They had obviously treasured this word deep in their own hearts (Psalm 119:11). Although Paul encouraged Timothy to devote himself to the public reading of Scripture (1 Timothy 4:13), this raises a very important question: did he or the other apostles expect Christians to read the Scriptures for themselves? We are not sure how many people in ancient Palestine or Asia Minor could read; literacy was certainly not universal. Even if people could read and write, the Scriptures had to be copied by hand, which made them extremely rare and very expensive. This is why ancient sacred writings were written to be heard orally when the people gathered as a community.
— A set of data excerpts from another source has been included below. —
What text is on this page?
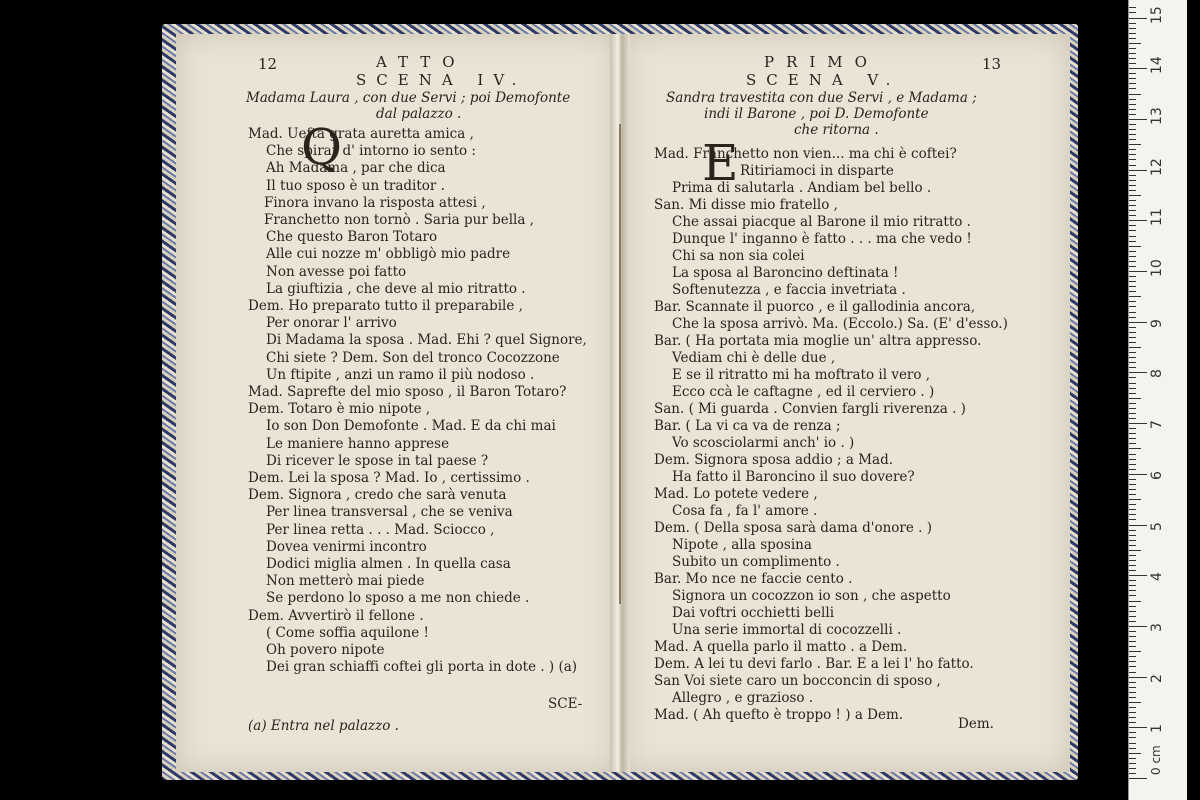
12	ATTO
SCENA IV.
Madama Laura , con due Servi ; poi Demofonte
dal palazzo .
Q
Mad. Uefta grata auretta amica ,
Che spirar d' intorno io sento :
Ah Madama , par che dica
Il tuo sposo è un traditor .
Finora invano la risposta attesi ,
Franchetto non tornò . Saria pur bella ,
Che questo Baron Totaro
Alle cui nozze m' obbligò mio padre
Non avesse poi fatto
La giuftizia , che deve al mio ritratto .
Dem. Ho preparato tutto il preparabile ,
Per onorar l' arrivo
Di Madama la sposa . Mad. Ehi ? quel Signore,
Chi siete ? Dem. Son del tronco Cocozzone
Un ftipite , anzi un ramo il più nodoso .
Mad. Saprefte del mio sposo , il Baron Totaro?
Dem. Totaro è mio nipote ,
Io son Don Demofonte . Mad. E da chi mai
Le maniere hanno apprese
Di ricever le spose in tal paese ?
Dem. Lei la sposa ? Mad. Io , certissimo .
Dem. Signora , credo che sarà venuta
Per linea transversal , che se veniva
Per linea retta . . . Mad. Sciocco ,
Dovea venirmi incontro
Dodici miglia almen . In quella casa
Non metterò mai piede
Se perdono lo sposo a me non chiede .
Dem. Avvertirò il fellone .
( Come soffia aquilone !
Oh povero nipote
Dei gran schiaffi coftei gli porta in dote . ) (a)
SCE-
(a) Entra nel palazzo .
PRIMO	13
SCENA V.
Sandra travestita con due Servi , e Madama ;
indi il Barone , poi D. Demofonte
che ritorna .
E
Mad. Franchetto non vien... ma chi è coftei?
Ritiriamoci in disparte
Prima di salutarla . Andiam bel bello .
San. Mi disse mio fratello ,
Che assai piacque al Barone il mio ritratto .
Dunque l' inganno è fatto . . . ma che vedo !
Chi sa non sia colei
La sposa al Baroncino deftinata !
Softenutezza , e faccia invetriata .
Bar. Scannate il puorco , e il gallodinia ancora,
Che la sposa arrivò. Ma. (Eccolo.) Sa. (E' d'esso.)
Bar. ( Ha portata mia moglie un' altra appresso.
Vediam chi è delle due ,
E se il ritratto mi ha moftrato il vero ,
Ecco ccà le caftagne , ed il cerviero . )
San. ( Mi guarda . Convien fargli riverenza . )
Bar. ( La vi ca va de renza ;
Vo scosciolarmi anch' io . )
Dem. Signora sposa addio ; a Mad.
Ha fatto il Baroncino il suo dovere?
Mad. Lo potete vedere ,
Cosa fa , fa l' amore .
Dem. ( Della sposa sarà dama d'onore . )
Nipote , alla sposina
Subito un complimento .
Bar. Mo nce ne faccie cento .
Signora un cocozzon io son , che aspetto
Dai voftri occhietti belli
Una serie immortal di cocozzelli .
Mad. A quella parlo il matto . a Dem.
Dem. A lei tu devi farlo . Bar. E a lei l' ho fatto.
San Voi siete caro un bocconcin di sposo ,
Allegro , e grazioso .
Mad. ( Ah quefto è troppo ! ) a Dem.
Dem.	1
2
3
4
5
6
7
8
9
10
11
12
13
14
15
0 cm
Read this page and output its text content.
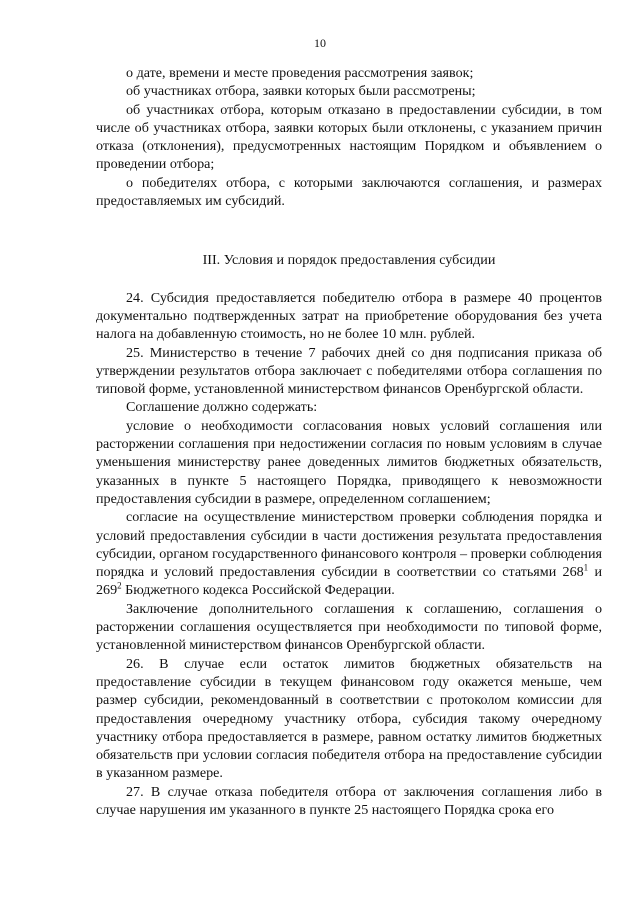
10

о дате, времени и месте проведения рассмотрения заявок;

об участниках отбора, заявки которых были рассмотрены;

об участниках отбора, которым отказано в предоставлении субсидии, в том числе об участниках отбора, заявки которых были отклонены, с указанием причин отказа (отклонения), предусмотренных настоящим Порядком и объявлением о проведении отбора;

о победителях отбора, с которыми заключаются соглашения, и размерах предоставляемых им субсидий.

III. Условия и порядок предоставления субсидии

24. Субсидия предоставляется победителю отбора в размере 40 процентов документально подтвержденных затрат на приобретение оборудования без учета налога на добавленную стоимость, но не более 10 млн. рублей.

25. Министерство в течение 7 рабочих дней со дня подписания приказа об утверждении результатов отбора заключает с победителями отбора соглашения по типовой форме, установленной министерством финансов Оренбургской области.

Соглашение должно содержать:

условие о необходимости согласования новых условий соглашения или расторжении соглашения при недостижении согласия по новым условиям в случае уменьшения министерству ранее доведенных лимитов бюджетных обязательств, указанных в пункте 5 настоящего Порядка, приводящего к невозможности предоставления субсидии в размере, определенном соглашением;

согласие на осуществление министерством проверки соблюдения порядка и условий предоставления субсидии в части достижения результата предоставления субсидии, органом государственного финансового контроля – проверки соблюдения порядка и условий предоставления субсидии в соответствии со статьями $268^1$ и $269^2$ Бюджетного кодекса Российской Федерации.

Заключение дополнительного соглашения к соглашению, соглашения о расторжении соглашения осуществляется при необходимости по типовой форме, установленной министерством финансов Оренбургской области.

26. В случае если остаток лимитов бюджетных обязательств на предоставление субсидии в текущем финансовом году окажется меньше, чем размер субсидии, рекомендованный в соответствии с протоколом комиссии для предоставления очередному участнику отбора, субсидия такому очередному участнику отбора предоставляется в размере, равном остатку лимитов бюджетных обязательств при условии согласия победителя отбора на предоставление субсидии в указанном размере.

27. В случае отказа победителя отбора от заключения соглашения либо в случае нарушения им указанного в пункте 25 настоящего Порядка срока его
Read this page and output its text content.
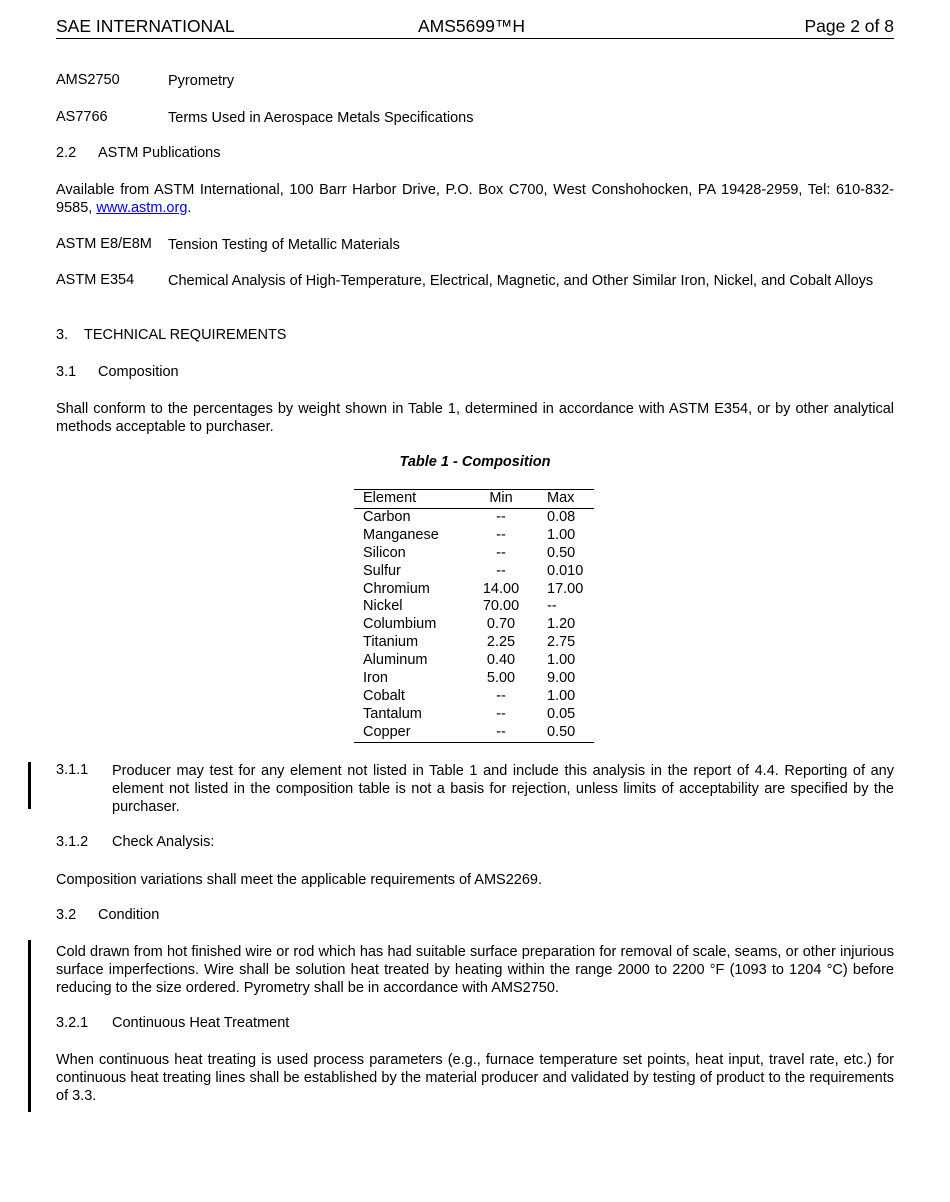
SAE INTERNATIONAL	AMS5699™H	Page 2 of 8
AMS2750	Pyrometry
AS7766	Terms Used in Aerospace Metals Specifications
2.2 ASTM Publications
Available from ASTM International, 100 Barr Harbor Drive, P.O. Box C700, West Conshohocken, PA 19428-2959, Tel: 610-832-9585, www.astm.org.
ASTM E8/E8M Tension Testing of Metallic Materials
ASTM E354 Chemical Analysis of High-Temperature, Electrical, Magnetic, and Other Similar Iron, Nickel, and Cobalt Alloys
3. TECHNICAL REQUIREMENTS
3.1 Composition
Shall conform to the percentages by weight shown in Table 1, determined in accordance with ASTM E354, or by other analytical methods acceptable to purchaser.
Table 1 - Composition
Element	Min	Max
Carbon	--	0.08
Manganese	--	1.00
Silicon	--	0.50
Sulfur	--	0.010
Chromium	14.00	17.00
Nickel	70.00	--
Columbium	0.70	1.20
Titanium	2.25	2.75
Aluminum	0.40	1.00
Iron	5.00	9.00
Cobalt	--	1.00
Tantalum	--	0.05
Copper	--	0.50
3.1.1 Producer may test for any element not listed in Table 1 and include this analysis in the report of 4.4. Reporting of any element not listed in the composition table is not a basis for rejection, unless limits of acceptability are specified by the purchaser.
3.1.2 Check Analysis:
Composition variations shall meet the applicable requirements of AMS2269.
3.2 Condition
Cold drawn from hot finished wire or rod which has had suitable surface preparation for removal of scale, seams, or other injurious surface imperfections. Wire shall be solution heat treated by heating within the range 2000 to 2200 °F (1093 to 1204 °C) before reducing to the size ordered. Pyrometry shall be in accordance with AMS2750.
3.2.1 Continuous Heat Treatment
When continuous heat treating is used process parameters (e.g., furnace temperature set points, heat input, travel rate, etc.) for continuous heat treating lines shall be established by the material producer and validated by testing of product to the requirements of 3.3.
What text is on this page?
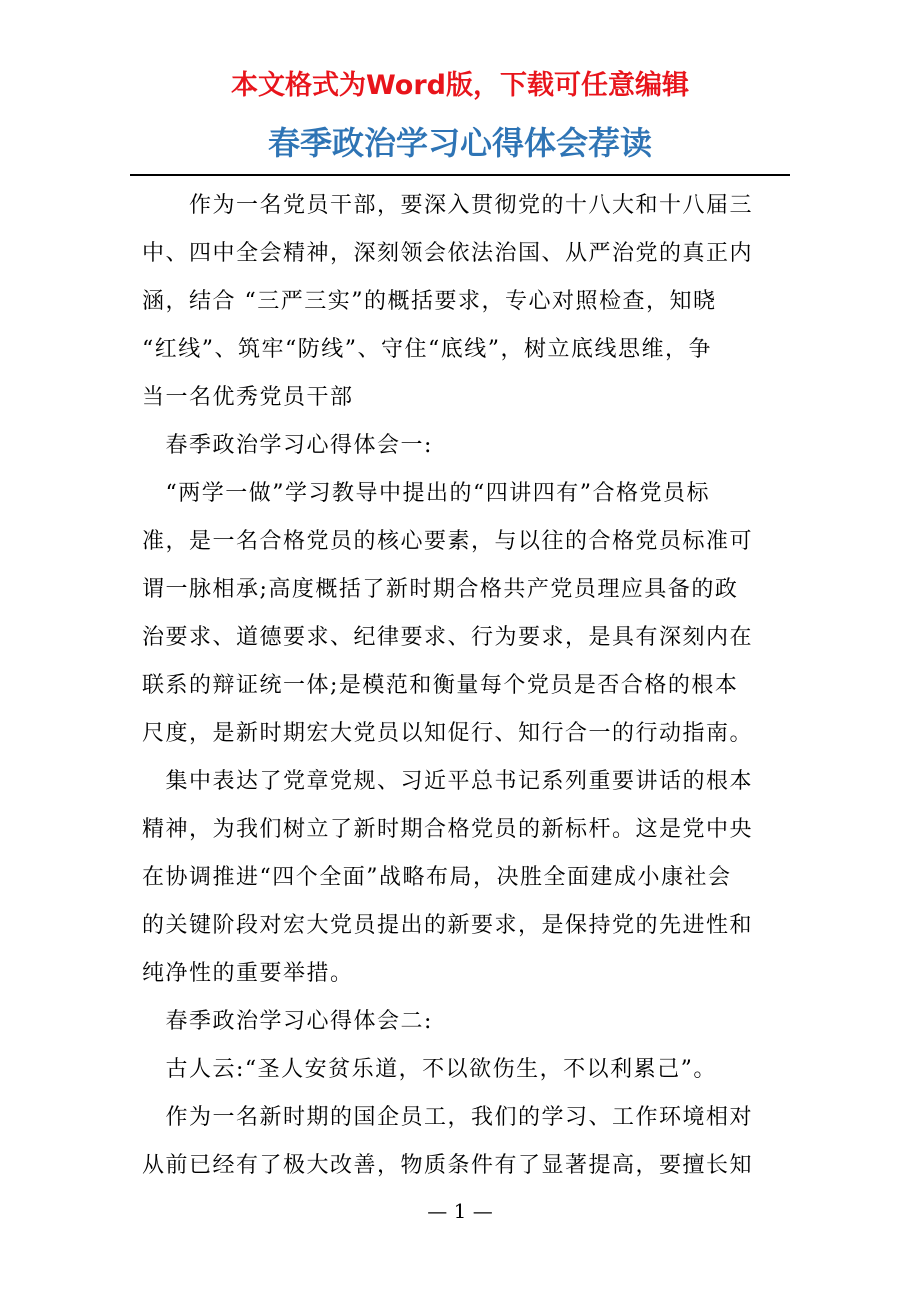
本文格式为Word版，下载可任意编辑
春季政治学习心得体会荐读

　　作为一名党员干部，要深入贯彻党的十八大和十八届三
中、四中全会精神，深刻领会依法治国、从严治党的真正内
涵，结合 “三严三实”的概括要求，专心对照检查，知晓
“红线”、筑牢“防线”、守住“底线”，树立底线思维，争
当一名优秀党员干部

　春季政治学习心得体会一:

　“两学一做”学习教导中提出的“四讲四有”合格党员标
准，是一名合格党员的核心要素，与以往的合格党员标准可
谓一脉相承;高度概括了新时期合格共产党员理应具备的政
治要求、道德要求、纪律要求、行为要求，是具有深刻内在
联系的辩证统一体;是模范和衡量每个党员是否合格的根本
尺度，是新时期宏大党员以知促行、知行合一的行动指南。

　集中表达了党章党规、习近平总书记系列重要讲话的根本
精神，为我们树立了新时期合格党员的新标杆。这是党中央
在协调推进“四个全面”战略布局，决胜全面建成小康社会
的关键阶段对宏大党员提出的新要求，是保持党的先进性和
纯净性的重要举措。

　春季政治学习心得体会二:

　古人云:“圣人安贫乐道，不以欲伤生，不以利累己”。

　作为一名新时期的国企员工，我们的学习、工作环境相对
从前已经有了极大改善，物质条件有了显著提高，要擅长知

— 1 —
In Deuteronomy 31:9–13, Moses charged the Levitical priests to read “this book of the Torah” (the speeches of Moses in Deuteronomy) before all the Israelites assembled for the Festival of Booths (Tabernacles) at the central sanctuary. One of the functions of the Levitical priests was to teach the people the Torah (Deuteronomy 33:8–10), which presumably meant helping them memorize it. So when the psalmist called on people to meditate on the Torah “day and night” (Psalm 1:2), he did not mean “read it day and night,” but “think deeply about what you have memorized.” This was the only access to the Scriptures most people would have had.
But it’s even more obvious that Jesus and the apostles were steeped in the Scriptures from the way they constantly quoted and alluded to them. Expressions like “It is written,” “Moses wrote,” and “Moses said,” occur more than eighty times in the New Testament, always referring to Old Testament texts. This observation is reinforced by the hundreds of unmarked quotations from and allusions to the Old Testament that we find in the New Testament.
In the Gospels, Jesus’s teaching was steeped in the Scriptures. Indeed, he declared explicitly that he did not come “to abolish” the Law or the Prophets, but “to fulfill them” (Matthew 5:17).
But we can be even more specific. In the Sermon on the Mount, Jesus’s teaching is laced with references and quotations to the Old Testament, especially to the Torah of Moses. In this sermon, Jesus did not intend to replace the teaching of Moses, but to explain to his disciples how they were to live out the spiritual truths and ethical values of the Torah. In Matthew 6:9–15, he taught his disciples how to pray using the words of the Lord’s Prayer. Almost every phrase in the Lord’s Prayer echoes phrases or alludes to ideas that we find in the Old Testament, especially Deuteronomy. In Jesus’s Sermon on the Mount of Olives (Matthew 24), we hear many echoes from the prophets. And when he quoted from the book of Daniel (Matthew 24:15), he let his hearers know this.
As Jesus was dying in agony on the cross, he burst out with a quotation from Psalm 22:1: “My God, my God, why have you abandoned me?” (Matthew 27:46 NLT). While many interpret Psalm 22 as a messianic prediction, Jesus’s quotation of it actually demonstrates how deeply immersed he was in the Scriptures, and how deeply the Scriptures were embedded in his heart and mind. In a moment of intense crisis, he spontaneously cried out to God in the words of the psalmist.
We could make similar comments about Paul and the rest of the authors of the New Testament epistles. Paul’s training in the Pharisees’ highest institutions of learning is obvious on every page of his writings. Even when he didn’t explicitly quote from the Old Testament, it’s obvious that the entire Jewish Scriptures were embedded in his mind. Whether he wrote of significant theological subjects like the Messiah, sin, atonement, and redemption, applied specific expressions like “servant” (Romans 1:1) or “apostle” (Galatians 1:1) to himself, or spoke of “circumcision” of the heart (Romans 2:25–29), his writings demonstrate a mastery of the Jewish Scriptures.
Similarly, the author of Hebrews was thoroughly versed in Israel’s priestly writings, the psalms, and the prophets. And it appears that Peter had been having his devotions in Exodus 19:4–6, when he wrote, “But you [Christians] are a chosen people, a royal priesthood, a holy nation, God’s special possession, that you may declare the praises of him who called you out of darkness into his wonderful light” (1 Peter 2:9). I mention all these texts to argue that since Jesus and his disciples obviously read the Old Testament and had probably memorized vast portions of it, especially of the Torah (Pentateuch), they have set good examples for us.